Project Name - VisionGen


🎯 This project generates captions for images and videos using a vision-language model (BLIP), and converts them into speech using gTTS — creating a multi-sensory AI experience.


In [None]:
!pip install transformers accelerate torchvision opencv-python pyttsx3 sentencepiece


In [None]:
from transformers import BlipProcessor, BlipForConditionalGeneration
from PIL import Image
import torch
from google.colab import files
import cv2
import matplotlib.pyplot as plt

# Load the processor and model
processor = BlipProcessor.from_pretrained("Salesforce/blip-image-captioning-base")
model = BlipForConditionalGeneration.from_pretrained("Salesforce/blip-image-captioning-base").to("cuda" if torch.cuda.is_available() else "cpu")


In [None]:
# Image upload - Captioning
print("📷 Upload an image file")
uploaded_img = files.upload()
img_path = next(iter(uploaded_img))
image = Image.open(img_path).convert('RGB')

inputs = processor(images=image, return_tensors="pt").to(model.device)

out = model.generate(**inputs)
caption = processor.decode(out[0], skip_special_tokens=True)

print(f"\n🖼️ Image Caption: {caption}")


In [None]:
# Video uploading
print("\n🎬 Upload a video file")
uploaded_vid = files.upload()
vid_path = next(iter(uploaded_vid))

cap = cv2.VideoCapture(vid_path)

In [None]:
# Extract Frames
frames = []
while True:
    ret, frame = cap.read()
    if not ret:
        break
    frames.append(frame)
cap.release()
print(f"\n📹 Extracted {len(frames)} frames from the video.")

In [None]:
captions = []

# Caption every 5th frame
for i in range(0, len(frames), 5):
    img = Image.fromarray(cv2.cvtColor(frames[i], cv2.COLOR_BGR2RGB))
    inputs = processor(images=img, return_tensors="pt").to(model.device)

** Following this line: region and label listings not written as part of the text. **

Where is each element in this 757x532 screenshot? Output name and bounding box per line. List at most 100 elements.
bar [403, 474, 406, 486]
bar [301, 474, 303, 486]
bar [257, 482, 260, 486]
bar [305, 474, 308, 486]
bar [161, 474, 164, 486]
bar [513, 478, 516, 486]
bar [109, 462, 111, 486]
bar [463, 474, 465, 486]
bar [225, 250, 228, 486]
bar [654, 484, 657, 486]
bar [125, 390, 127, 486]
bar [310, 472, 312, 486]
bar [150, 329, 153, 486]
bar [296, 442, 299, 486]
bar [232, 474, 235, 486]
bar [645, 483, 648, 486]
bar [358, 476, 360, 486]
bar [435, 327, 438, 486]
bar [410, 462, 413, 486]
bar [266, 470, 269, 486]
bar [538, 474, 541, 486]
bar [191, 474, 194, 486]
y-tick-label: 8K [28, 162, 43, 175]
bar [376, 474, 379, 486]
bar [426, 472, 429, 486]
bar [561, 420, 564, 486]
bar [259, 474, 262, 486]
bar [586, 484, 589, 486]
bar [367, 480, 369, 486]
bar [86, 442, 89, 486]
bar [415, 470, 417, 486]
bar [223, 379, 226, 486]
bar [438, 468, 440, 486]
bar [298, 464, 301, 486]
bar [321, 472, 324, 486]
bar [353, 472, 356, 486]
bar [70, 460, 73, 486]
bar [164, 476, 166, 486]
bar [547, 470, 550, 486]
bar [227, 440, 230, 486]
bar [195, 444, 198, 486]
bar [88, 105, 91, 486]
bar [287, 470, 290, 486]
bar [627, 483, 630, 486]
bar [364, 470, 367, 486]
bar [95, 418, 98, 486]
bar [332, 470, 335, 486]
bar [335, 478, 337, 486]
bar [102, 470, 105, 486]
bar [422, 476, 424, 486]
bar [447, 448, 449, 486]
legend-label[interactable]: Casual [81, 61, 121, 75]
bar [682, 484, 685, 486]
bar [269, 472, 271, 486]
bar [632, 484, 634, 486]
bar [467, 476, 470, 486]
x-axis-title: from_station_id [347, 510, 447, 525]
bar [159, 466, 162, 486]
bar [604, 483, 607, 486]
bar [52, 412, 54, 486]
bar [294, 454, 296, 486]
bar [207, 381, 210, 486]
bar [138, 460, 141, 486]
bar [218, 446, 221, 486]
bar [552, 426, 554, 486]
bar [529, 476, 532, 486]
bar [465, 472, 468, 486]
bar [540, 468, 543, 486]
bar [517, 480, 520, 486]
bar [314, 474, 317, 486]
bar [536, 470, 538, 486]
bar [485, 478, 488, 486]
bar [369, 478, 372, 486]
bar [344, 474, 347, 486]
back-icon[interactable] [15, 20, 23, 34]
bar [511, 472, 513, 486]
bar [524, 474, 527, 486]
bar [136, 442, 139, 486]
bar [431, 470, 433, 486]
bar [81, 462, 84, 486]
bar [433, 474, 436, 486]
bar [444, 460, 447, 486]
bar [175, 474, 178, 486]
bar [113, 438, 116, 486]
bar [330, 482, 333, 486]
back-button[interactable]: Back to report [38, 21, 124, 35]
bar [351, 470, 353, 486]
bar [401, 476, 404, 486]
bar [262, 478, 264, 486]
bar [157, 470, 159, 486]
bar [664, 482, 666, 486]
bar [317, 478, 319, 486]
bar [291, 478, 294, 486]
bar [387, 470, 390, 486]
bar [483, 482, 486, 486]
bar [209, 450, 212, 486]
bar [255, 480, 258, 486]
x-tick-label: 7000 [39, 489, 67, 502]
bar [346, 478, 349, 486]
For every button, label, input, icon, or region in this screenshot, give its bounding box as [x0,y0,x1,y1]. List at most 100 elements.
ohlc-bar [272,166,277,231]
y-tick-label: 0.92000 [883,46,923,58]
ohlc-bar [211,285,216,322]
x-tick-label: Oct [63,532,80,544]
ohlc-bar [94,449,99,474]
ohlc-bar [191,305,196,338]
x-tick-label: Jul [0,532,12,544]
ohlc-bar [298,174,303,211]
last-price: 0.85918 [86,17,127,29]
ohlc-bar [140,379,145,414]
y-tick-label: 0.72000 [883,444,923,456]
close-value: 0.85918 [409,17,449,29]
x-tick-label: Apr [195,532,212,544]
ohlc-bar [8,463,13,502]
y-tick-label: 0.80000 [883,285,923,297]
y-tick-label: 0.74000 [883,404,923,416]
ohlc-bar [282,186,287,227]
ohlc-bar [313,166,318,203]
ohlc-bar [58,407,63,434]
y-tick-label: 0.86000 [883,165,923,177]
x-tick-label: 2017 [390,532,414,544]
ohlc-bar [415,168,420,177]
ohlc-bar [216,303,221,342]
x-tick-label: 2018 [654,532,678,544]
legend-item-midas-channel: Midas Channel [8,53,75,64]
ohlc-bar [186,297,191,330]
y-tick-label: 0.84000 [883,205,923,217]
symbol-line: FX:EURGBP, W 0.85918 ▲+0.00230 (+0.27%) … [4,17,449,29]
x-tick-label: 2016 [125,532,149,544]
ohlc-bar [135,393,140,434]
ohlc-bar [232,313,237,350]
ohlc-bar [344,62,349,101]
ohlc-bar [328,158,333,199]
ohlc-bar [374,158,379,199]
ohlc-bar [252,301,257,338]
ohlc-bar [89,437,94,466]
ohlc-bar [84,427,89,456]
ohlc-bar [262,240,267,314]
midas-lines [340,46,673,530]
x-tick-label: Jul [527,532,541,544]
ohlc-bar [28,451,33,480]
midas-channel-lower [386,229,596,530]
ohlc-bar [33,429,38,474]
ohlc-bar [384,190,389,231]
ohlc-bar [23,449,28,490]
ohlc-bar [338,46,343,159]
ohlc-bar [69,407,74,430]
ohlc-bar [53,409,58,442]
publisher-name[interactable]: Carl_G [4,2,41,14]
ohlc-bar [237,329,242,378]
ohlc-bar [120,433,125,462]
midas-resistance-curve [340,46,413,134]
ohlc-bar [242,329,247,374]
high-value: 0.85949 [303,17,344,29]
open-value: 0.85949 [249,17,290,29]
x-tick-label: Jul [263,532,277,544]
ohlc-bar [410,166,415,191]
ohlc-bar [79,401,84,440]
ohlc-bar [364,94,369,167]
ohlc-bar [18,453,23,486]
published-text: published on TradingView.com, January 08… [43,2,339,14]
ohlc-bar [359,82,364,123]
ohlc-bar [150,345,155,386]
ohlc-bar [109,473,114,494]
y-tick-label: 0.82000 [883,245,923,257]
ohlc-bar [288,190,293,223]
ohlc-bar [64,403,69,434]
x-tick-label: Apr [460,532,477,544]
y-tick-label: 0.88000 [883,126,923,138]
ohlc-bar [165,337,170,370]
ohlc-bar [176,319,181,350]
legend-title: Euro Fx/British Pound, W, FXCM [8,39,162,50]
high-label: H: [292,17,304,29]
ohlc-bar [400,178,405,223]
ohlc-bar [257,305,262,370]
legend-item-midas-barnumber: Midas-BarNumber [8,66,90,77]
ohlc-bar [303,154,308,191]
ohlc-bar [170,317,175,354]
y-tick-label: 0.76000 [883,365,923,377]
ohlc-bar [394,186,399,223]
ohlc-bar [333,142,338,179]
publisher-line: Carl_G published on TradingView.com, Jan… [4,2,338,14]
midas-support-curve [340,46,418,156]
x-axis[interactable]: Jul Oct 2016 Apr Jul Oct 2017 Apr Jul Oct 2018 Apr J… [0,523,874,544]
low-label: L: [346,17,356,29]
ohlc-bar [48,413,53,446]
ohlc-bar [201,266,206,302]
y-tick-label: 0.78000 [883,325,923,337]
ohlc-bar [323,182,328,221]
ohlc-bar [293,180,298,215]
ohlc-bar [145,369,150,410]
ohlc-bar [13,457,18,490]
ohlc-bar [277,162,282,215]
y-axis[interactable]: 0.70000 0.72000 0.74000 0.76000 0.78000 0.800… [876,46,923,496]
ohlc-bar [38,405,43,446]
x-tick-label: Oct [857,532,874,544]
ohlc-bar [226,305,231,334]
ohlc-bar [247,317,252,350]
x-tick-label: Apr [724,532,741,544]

    # Beam search for better results
    out = model.generate(**inputs, num_beams=5, max_length=50, early_stopping=True)
    caption = processor.decode(out[0], skip_special_tokens=True)

    captions.append((i, caption))
    print(f"🖼️ Frame {i}: {caption}")


In [None]:
with open("video_frame_captions.txt", "w") as f:
    for idx, cap in captions:
        f.write(f"Frame {idx}: {cap}\n")

print("\n✅ Captions saved to video_frame_captions.txt")


In [None]:
files.download("video_frame_captions.txt")


In [None]:
!pip install gTTS


In [None]:
from gtts import gTTS
from IPython.display import Audio

caption_text = "A dog playing with a ball in the garden."  # Replace with your caption
tts = gTTS(text=caption_text, lang='en')
tts.save("caption_audio.mp3")

# Play audio in notebook
Audio("caption_audio.mp3")


In [None]:
for i, cap in captions:
    print(f"🖼️ Frame {i}: {cap}")

    tts = gTTS(text=cap, lang='en')
    filename = f"frame_{i}_audio.mp3"
    tts.save(filename)

    display(Audio(filename))


In [None]:
Audio("caption_audio.mp3", autoplay=True)


In [None]:
with open("all_captions.txt", "w") as f:
    for i, cap in captions:
        f.write(f"Frame {i}: {cap}\n")

from google.colab import files
files.download("all_captions.txt")